Mr. Harkin addressed what he called the “most underreported crisis of our time,” the necessity to strengthen the three legs of the retirement stool: Social Security, private pensions and savings. With people living longer and not able to save adequately for retirement, “if we don't change course, the retirement crisis is going to get worse and worse.”
Mr. Harkin said half of Americans have less than $10,000 in savings, and among Americans between the ages of 40 and 55, the average retirement account balance is only $14,500.
“We need to turn our attention sooner rather than later to solving this retirement crisis, and the sooner we start, the better it's going to be for us all,” Mr. Harkin said.
Among the proposals that could potentially address inadequate savings among Americans is an expansion of Social Security, which he noted provides more than 90% of the income for one out of every three retirees in the U.S.
“That can be done in a fiscally responsible way and fully paid for,” Mr. Harkin said. One way, he said, to further fund the Social Security trust would be to “redefine” earned income, and one way to do that would be to add a small Social Security tax to capital gains.
Mr. Harkin did note that while expansion is a common-sense solution, “we just can't rely on Social Security to fill this gap in the future.”
He noted his own Universal, Secure and Adaptable Retirement Funds legislation before he retired, in which employers that do not offer defined benefit plans or 401(k) plans to their employees would be required to enroll in privately run plans.
He praised several states like California, Illinois, Maryland and Oregon, which have passed their own Secure Choice plans that would provide retirement plans for employees who would otherwise not be covered.

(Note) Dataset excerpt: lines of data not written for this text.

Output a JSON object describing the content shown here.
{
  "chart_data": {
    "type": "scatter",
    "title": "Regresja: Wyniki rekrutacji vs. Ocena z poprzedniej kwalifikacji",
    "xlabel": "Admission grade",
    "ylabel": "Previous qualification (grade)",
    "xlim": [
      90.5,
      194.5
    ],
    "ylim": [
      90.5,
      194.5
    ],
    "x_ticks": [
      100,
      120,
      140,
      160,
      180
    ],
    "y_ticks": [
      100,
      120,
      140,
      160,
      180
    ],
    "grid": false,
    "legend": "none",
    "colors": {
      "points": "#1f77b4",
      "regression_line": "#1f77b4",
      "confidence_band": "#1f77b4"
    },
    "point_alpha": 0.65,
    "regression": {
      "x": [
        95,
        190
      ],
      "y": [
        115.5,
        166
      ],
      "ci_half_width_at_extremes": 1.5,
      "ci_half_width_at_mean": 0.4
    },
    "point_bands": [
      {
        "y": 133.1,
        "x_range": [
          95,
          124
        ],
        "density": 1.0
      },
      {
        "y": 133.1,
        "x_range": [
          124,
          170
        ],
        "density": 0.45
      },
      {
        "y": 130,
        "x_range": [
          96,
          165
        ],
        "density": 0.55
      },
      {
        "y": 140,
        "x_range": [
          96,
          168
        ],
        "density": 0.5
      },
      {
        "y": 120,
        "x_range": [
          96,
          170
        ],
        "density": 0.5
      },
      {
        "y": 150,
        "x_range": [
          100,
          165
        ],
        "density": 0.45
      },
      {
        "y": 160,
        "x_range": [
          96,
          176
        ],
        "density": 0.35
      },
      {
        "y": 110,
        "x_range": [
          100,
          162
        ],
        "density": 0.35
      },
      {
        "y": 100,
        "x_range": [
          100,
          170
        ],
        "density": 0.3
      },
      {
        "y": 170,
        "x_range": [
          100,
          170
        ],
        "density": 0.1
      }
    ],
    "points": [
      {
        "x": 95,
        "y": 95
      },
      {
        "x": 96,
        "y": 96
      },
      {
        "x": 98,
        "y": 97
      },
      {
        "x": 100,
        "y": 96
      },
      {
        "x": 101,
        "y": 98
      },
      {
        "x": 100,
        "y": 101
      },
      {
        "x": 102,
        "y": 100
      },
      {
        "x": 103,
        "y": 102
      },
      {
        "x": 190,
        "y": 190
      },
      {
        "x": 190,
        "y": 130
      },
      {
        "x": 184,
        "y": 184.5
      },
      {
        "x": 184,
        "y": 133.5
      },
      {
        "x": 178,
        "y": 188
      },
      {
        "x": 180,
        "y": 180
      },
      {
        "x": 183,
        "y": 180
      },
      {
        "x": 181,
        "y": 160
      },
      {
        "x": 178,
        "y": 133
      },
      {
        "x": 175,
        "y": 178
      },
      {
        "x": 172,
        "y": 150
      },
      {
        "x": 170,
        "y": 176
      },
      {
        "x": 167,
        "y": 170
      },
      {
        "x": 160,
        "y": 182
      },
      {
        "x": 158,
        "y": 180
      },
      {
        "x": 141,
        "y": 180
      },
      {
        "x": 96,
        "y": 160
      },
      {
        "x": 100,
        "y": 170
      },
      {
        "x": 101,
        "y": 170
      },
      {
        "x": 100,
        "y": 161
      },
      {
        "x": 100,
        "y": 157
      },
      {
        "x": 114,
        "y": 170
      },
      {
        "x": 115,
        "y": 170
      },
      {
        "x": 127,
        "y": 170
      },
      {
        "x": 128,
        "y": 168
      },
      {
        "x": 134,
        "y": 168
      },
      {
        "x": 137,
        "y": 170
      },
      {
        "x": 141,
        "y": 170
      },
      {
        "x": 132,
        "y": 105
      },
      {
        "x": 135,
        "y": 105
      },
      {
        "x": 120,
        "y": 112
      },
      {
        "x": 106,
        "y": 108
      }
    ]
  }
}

Mr. Harkin noted, however, that he believes this is not a crisis that can be addressed only by states.
“I would hasten to add,” he said, “this requires a federal, national commitment. Most investment firms would not want to be looking at 50 different plans and how you would invest in 50 scattered plans around the country.”
He said he hopes more states passing this kind of legislation will “push the federal government to act and do something to make sort of a national type of system.”